1.7 Le brevet communautaire doit avoir un caractère unitaire et s'étendre à toute la Communauté, alors qu'apparaît inacceptable, parce qu'en contradiction avec les exigences du marché unique, un brevet communautaire "à la carte" ou "à géométrie variable".
1.8 Le système du brevet communautaire doit coexister aux côtés du système des brevets nationaux et du brevet européen. Le demandeur d'un brevet communautaire doit - dans la phase précédant la délivrance - avoir la faculté de transformer sa demande de brevet communautaire en une demande de brevet européen.
1.9 Le brevet communautaire doit comporter des coûts accessibles qui le rendent comparable à un brevet européen demandé pour un nombre limité de pays, notamment en réduisant les coûts initiaux.
1.10 Dans le souci de limiter les coûts, il convient d'aborder le problème des traductions en partant de la "solution globale" développée par l'OEB, articulée comme suit :
1.10.1 la demande de brevet peut être déposée dans n'importe quelle langue de l'Union, mais avec obligation de la traduire dans une des langues de la procédure (anglais, français, allemand);
1.10.2 l'OEB prépare et publie dans la langue de la procédure, simultanément à la publication de la demande, une description technique abrégée de la demande. L'OEB devrait se charger lui-même de la traduction également dans les deux autres langues officielles et de la publication de ce texte dans les trois langues précitées via Internet. En outre, l'OEB devrait transmettre au plus vite les textes en question aux services de la Commission compétents pour la mise en valeur et la diffusion des résultats de la recherche (DG XIII), afin qu'ils les traduisent dans toutes les autres langues officielles de la Communauté et les publient via la banque de données CORDIS. Le coût des traductions serait à charge de l'Union européenne en tant que coût de valorisation et de diffusion des résultats de la recherche. Du reste la Commission devra, à l'avenir, sur un plan général, évaluer le coût du régime linguistique adopté, dans le cadre de l'Europe élargie;
1.10.3 au moment de la délivrance du brevet, le demandeur devrait se charger de la traduction, à ses frais, de la partie concernant les seules revendications;
1.10.4 avant toute action en justice, le titulaire du brevet devrait faire traduire à ses frais le brevet dans sa totalité.

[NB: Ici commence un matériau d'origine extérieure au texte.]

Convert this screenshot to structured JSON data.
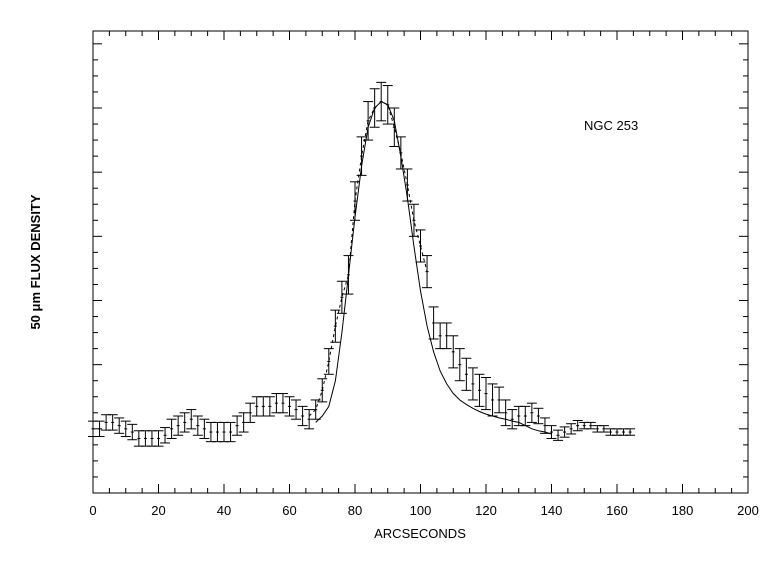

1.11 Le système juridictionnel devrait se fonder sur un nombre limité de tribunaux nationaux de première instance compétents pour les actions en contrefaçon et pour les actions à titre reconventionnel de nullité, mais avec le pouvoir limité de prononcer la nullité du brevet vis-à-vis du contrefacteur (présumé) en référence à ce type déterminé de contrefaçon (présumée) (efficacité exclusivement "inter partes"). A titre d'alternative, on pourrait prévoir que les tribunaux nationaux - compétents pour connaître des contrefaçons - puissent également prononcer l'invalidité d'un brevet communautaire (dans le cas d'une action à titre reconventionnel) mais en précisant que la décision sur la validité resterait en suspens jusqu'à ce qu'elle soit confirmée en appel.

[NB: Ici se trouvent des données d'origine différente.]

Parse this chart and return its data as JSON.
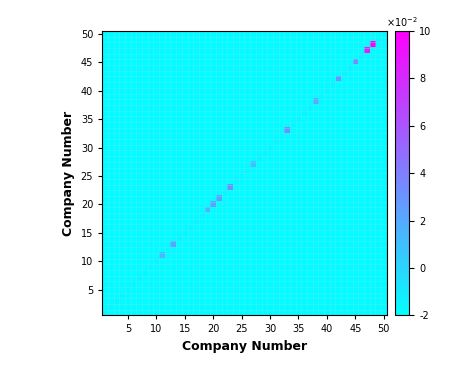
{
  "n": 50,
  "xlabel": "Company Number",
  "ylabel": "Company Number",
  "vmin": -0.02,
  "vmax": 0.1,
  "background_value": -0.018,
  "cmap": "cool",
  "figsize": [
    4.74,
    3.68
  ],
  "dpi": 100,
  "xticks": [
    5,
    10,
    15,
    20,
    25,
    30,
    35,
    40,
    45,
    50
  ],
  "yticks": [
    5,
    10,
    15,
    20,
    25,
    30,
    35,
    40,
    45,
    50
  ],
  "grid_color": "#55EEFF",
  "grid_linewidth": 0.4,
  "colorbar_ticks": [
    -0.02,
    0.0,
    0.02,
    0.04,
    0.06,
    0.08,
    0.1
  ],
  "colorbar_ticklabels": [
    "-2",
    "0",
    "2",
    "4",
    "6",
    "8",
    "10"
  ],
  "diag_indices": [
    10,
    12,
    18,
    19,
    20,
    22,
    26,
    32,
    37,
    41,
    44,
    46,
    47
  ],
  "diag_values": [
    0.012,
    0.022,
    0.016,
    0.023,
    0.025,
    0.03,
    0.01,
    0.032,
    0.02,
    0.03,
    0.035,
    0.085,
    0.1
  ]
}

1.11.1 Le pouvoir de prononcer la nullité du brevet avec effet "erga omnes" devrait être réservé également en première instance à la division d'annulation de l'OEB ou de préférence à une nouvelle juridiction à mettre en place (sans préjudice des déclarations formulées au sujet de l'alternative précédente).
1.11.2 Comme juridiction de seconde instance, on pourrait prévoir une Chambre spécialisée du Tribunal de première instance de la CE.
1.12 En matière de taxes, les PME, les universités et les instituts de recherche sans but lucratif devraient bénéficier de conditions préférentielles, de même qu'il conviendrait d'adopter une politique active en faveur des PME avec la mise en place, auprès des organisations représentatives, d'unités de consultation en matière de brevets.
1.13 Il conviendrait d'étudier l'opportunité d'harmoniser le droit d'utilisation antérieure.
1.14 Il convient de modifier l'article 52 , 2, c) de la Convention sur le brevet européen afin de permettre la brevetabilité des programmes d'ordinateur.
* Sommaire. Le text complet de l'avis est publié dans le Journal officiel des Communautés européennes en date du 27.4.1998-C129, 8 s.